The logits are not shifted, just the last value is ignored. The labels are shifted inside the model as described in the docs ("Note that the labels are shifted inside the model, i.e. you can set labels = input_ids") because we want to avoid any processing on them and just set them equal to the inputs. That way the batch creation can be as easy as possible. The downside is that you don’t compute the loss on the last character of the sentence, but we found it’s acceptable since the sequence length is 512.
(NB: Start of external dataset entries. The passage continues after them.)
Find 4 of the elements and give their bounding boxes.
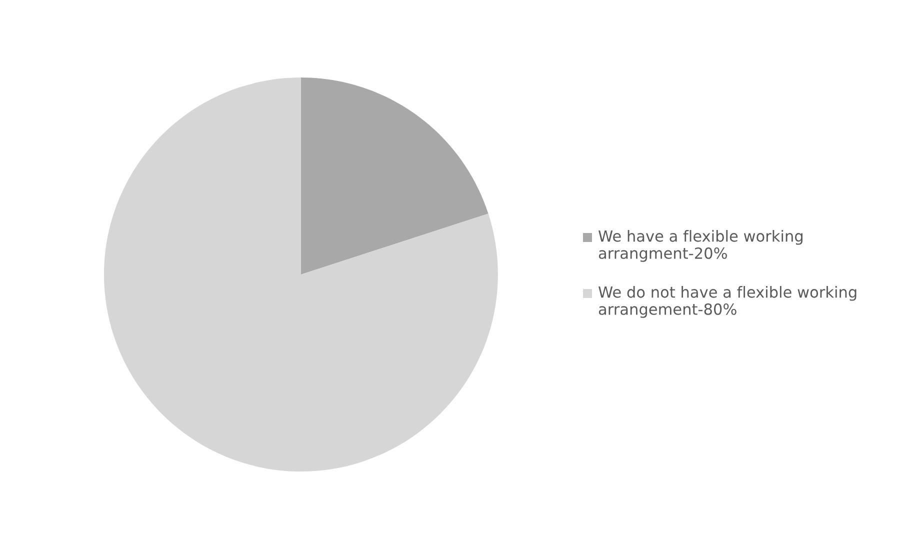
pie-slice	[104, 78, 498, 472]
legend-label: We do not have a flexible working arrangement-80%	[598, 286, 856, 318]
legend-label: We have a flexible working arrangment-20%	[598, 230, 802, 262]
pie-slice	[300, 78, 488, 274]
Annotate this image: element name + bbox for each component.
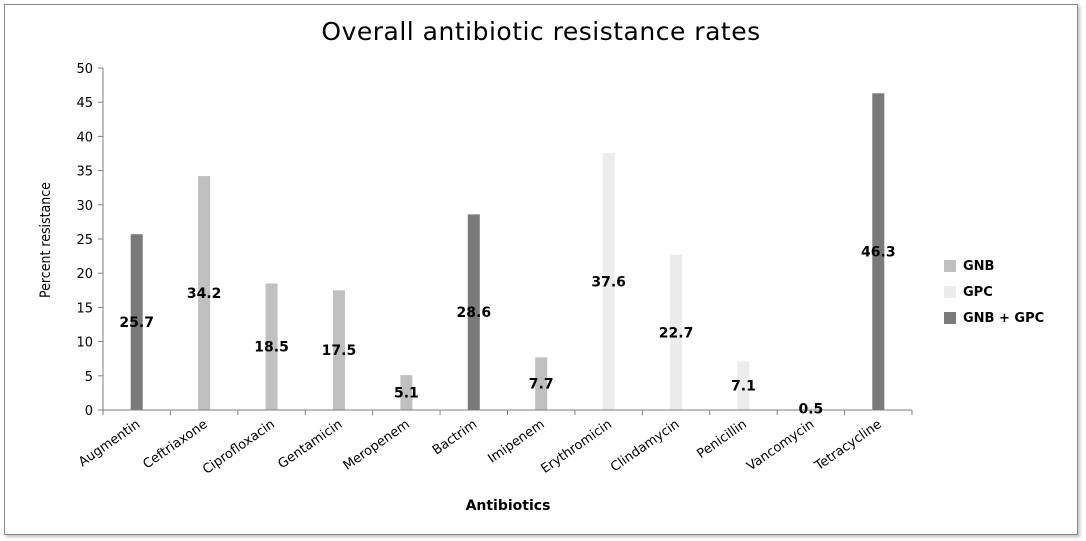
data-label-imipenem: 7.7 [529,377,554,393]
data-label-meropenem: 5.1 [394,386,419,402]
data-label-gentamicin: 17.5 [322,343,357,359]
bar-erythromicin [602,152,615,411]
data-label-tetracycline: 46.3 [861,245,896,261]
category-label-gentamicin: Gentamicin [275,417,345,472]
y-tick-label: 0 [85,404,93,419]
y-tick-label: 25 [76,233,93,248]
bar-clindamycin [670,254,683,410]
bar-bactrim [467,214,480,410]
y-tick-label: 45 [76,96,93,111]
y-axis-title: Percent resistance [38,182,54,298]
x-axis-ticks [102,410,913,415]
bar-tetracycline [872,93,885,411]
y-tick-label: 10 [76,336,93,351]
bar-ceftriaxone [198,176,211,410]
bar-gentamicin [332,290,345,410]
bar-augmentin [130,234,143,410]
legend-label: GNB + GPC [963,311,1044,326]
data-label-augmentin: 25.7 [119,315,154,331]
data-label-erythromicin: 37.6 [591,274,626,290]
category-label-clindamycin: Clindamycin [608,417,682,475]
bar-penicillin [737,361,750,410]
legend-swatch [944,286,956,298]
category-label-imipenem: Imipenem [485,417,547,467]
y-tick-label: 50 [76,62,93,77]
x-axis-category-labels: AugmentinCeftriaxoneCiprofloxacinGentami… [76,417,885,478]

This is an old post but quite relevant to the problem I am facing. In my loss function if I pass the labels as ['input_ids] then the tf.keras.losses.SparseCategoricalCrossentropy recieves fails with this error Received a label value of 50257 which is outside the valid range of [0, 50257). I can see that in my data i have 50257 in the middle. Label values: 5633 1312 2911 1312 460 423 257 2863 284 6938 340 764 836 256 6044 284 1560 502 764 50257 50257 50257 50257 50257 50257 50257 50257 50257 50257 50257 50257 50257 50257 50257 50257 50257 50257 50257 50257 50257 50257 5633 1312 892 326 264 5340 5145 264 2081 475 788 345 423 284 2822 257 1700 2137 764 50257 50257 50257 50257 50257 50257 764 1616 804 588 2838 294 264 257 7932 599 7115 3918 764 1312 655 1392 … I am a little confused here . should I be passing outputs[0] from the model instead of the input_ids from the batch. I am trying to add a layer on gpt-2 for text generation in tensorflow. Should I be passing the labels as outputs[0]. Please advice . @sgugger@gmihaila
@sgugger Hi , I hope you are well, sorry in this code can I compare the logits and lables to compute new loss? I mean the output which can be compared with label can be logits?